Paris in Five Days (1926)

American accountant Harry meets Dolly after he rescues her, and the two become engaged. When he makes a fortune from his stock market investment he takes his fiancée for a five-day trip to see Paris, where they enjoy a series of adventures.

==Cast==
- Nicolas Rimsky as 	Harry Mascaret
- Dolly Davis as Dolly - la fiancée d'Harry
- Sylvio De Pedrelli as 	Le comte Costa de Corvinatza / Pablo Kornovadso
- Madeleine Guitty as 	Grace Pumpkin - La capitaine de l'Armée du Salut
- Pierre Labry as 	Jerry Bennett
- Irma Gray as Mrs.

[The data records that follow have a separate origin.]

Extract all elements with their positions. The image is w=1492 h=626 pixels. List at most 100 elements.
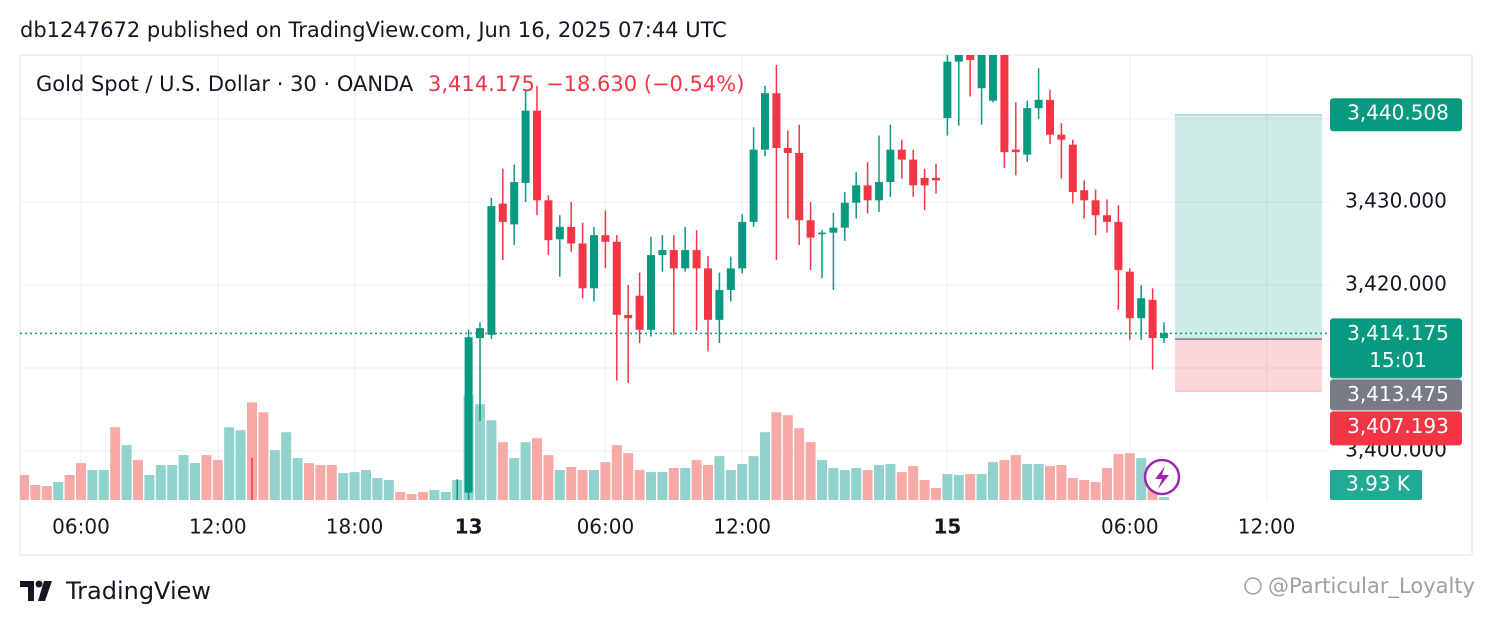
candle-body [897, 149, 906, 160]
watermark-icon [1244, 577, 1262, 595]
volume-bar [623, 453, 634, 500]
volume-bar [76, 463, 86, 500]
volume-bar [1124, 453, 1135, 500]
volume-bar [497, 442, 508, 500]
candle-body [487, 206, 496, 335]
volume-bar [782, 415, 793, 500]
candle-body [1114, 221, 1123, 271]
position-tool [20, 114, 1330, 392]
volume-bar [1067, 478, 1078, 500]
candle-body [1137, 298, 1146, 319]
candle-body [943, 61, 952, 119]
candle-body [635, 295, 644, 330]
volume-bar [862, 470, 873, 500]
volume-bar [372, 478, 383, 500]
volume-bar [554, 470, 565, 500]
candle-body [658, 250, 667, 256]
volume-layer [20, 395, 1169, 500]
price-badge [1330, 379, 1462, 411]
y-tick-label: 3,430.000 [1345, 188, 1447, 212]
y-tick-label: 3,420.000 [1345, 271, 1447, 295]
candle-body [1125, 271, 1134, 319]
volume-bar [1079, 480, 1090, 500]
candle-body [875, 182, 883, 201]
candle-body [1068, 144, 1077, 192]
candle-body [954, 55, 963, 62]
candle-body [966, 55, 975, 60]
x-tick-label: 13 [455, 515, 483, 539]
volume-bar [1056, 465, 1067, 500]
volume-bar [566, 467, 577, 500]
volume-bar [577, 470, 588, 500]
chart-frame [19, 54, 1473, 556]
volume-bar [98, 470, 109, 500]
candle-body [1011, 149, 1020, 153]
volume-bar [258, 412, 269, 500]
volume-bar [349, 472, 360, 500]
candle-body [863, 185, 872, 201]
candle-body [795, 152, 804, 221]
volume-bar [292, 458, 303, 500]
candle-body [840, 202, 849, 228]
x-tick-label: 15 [933, 515, 961, 539]
volume-bar [361, 470, 371, 500]
candle-body [920, 177, 929, 186]
candle-body [601, 235, 610, 242]
price-badge-label: 3,414.175 [1347, 321, 1449, 345]
volume-bar [144, 475, 155, 500]
logo-part [35, 580, 43, 588]
volume-bar [235, 430, 246, 500]
volume-bar [874, 465, 884, 500]
volume-bar [20, 475, 29, 500]
volume-bar [805, 442, 816, 500]
volume-bar [680, 468, 691, 500]
last-price-text: 3,414.175 [428, 72, 535, 96]
volume-bar [406, 494, 417, 500]
volume-bar [646, 472, 656, 500]
volume-bar [737, 464, 748, 500]
candle-body [521, 110, 530, 183]
price-badge [1330, 318, 1462, 379]
volume-bar [828, 468, 839, 500]
candle-layer [251, 55, 1168, 500]
volume-bar [760, 432, 770, 500]
candle-body [977, 55, 986, 89]
candle-body [1046, 99, 1054, 135]
flash-icon[interactable] [1143, 458, 1181, 496]
volume-bar [224, 427, 235, 500]
x-tick-label: 12:00 [713, 515, 771, 539]
volume-bar [212, 460, 223, 500]
candle-body [783, 147, 792, 153]
volume-bar [851, 468, 862, 500]
volume-bar [315, 465, 326, 500]
volume-bar [520, 442, 531, 500]
candle-body [1148, 299, 1157, 339]
volume-bar [634, 470, 645, 500]
candle-body [1057, 134, 1066, 140]
candle-body [476, 328, 484, 339]
volume-bar [30, 485, 41, 500]
volume-bar [817, 460, 827, 500]
candle-body [1023, 108, 1032, 155]
volume-bar [953, 475, 964, 500]
volume-bar [53, 482, 64, 500]
symbol-title: Gold Spot / U.S. Dollar · 30 · OANDA [36, 72, 414, 96]
x-tick-label: 12:00 [189, 515, 247, 539]
volume-bar [155, 465, 166, 500]
volume-bar [281, 432, 292, 500]
volume-bar [1045, 466, 1055, 500]
candle-body [567, 226, 576, 244]
volume-bar [611, 445, 622, 500]
candle-body [806, 220, 815, 238]
candle-body [932, 177, 940, 181]
volume-bar [589, 470, 599, 500]
target-zone [1175, 114, 1322, 340]
change-text: −18.630 (−0.54%) [546, 72, 744, 96]
candle-body [852, 185, 861, 203]
published-line: db1247672 published on TradingView.com, … [20, 18, 727, 42]
candle-body [1080, 190, 1089, 201]
candle-body [533, 110, 541, 201]
watermark: @Particular_Loyalty [1268, 574, 1475, 599]
volume-bar [383, 480, 394, 500]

Bennett
- Max Lerel as 	Lloyd Bennett
- Valeska Rimsky as 	Mistress Cool
- Léon Courtois as Ted Broadcast - Le guide
- Louis Monfils as Le commissaire
- Hubert Daix as 	L'Américain à Opéra

== Bibliography ==
- Rège, Philippe. Encyclopedia of French Film Directors, Volume 1. Scarecrow Press, 2009.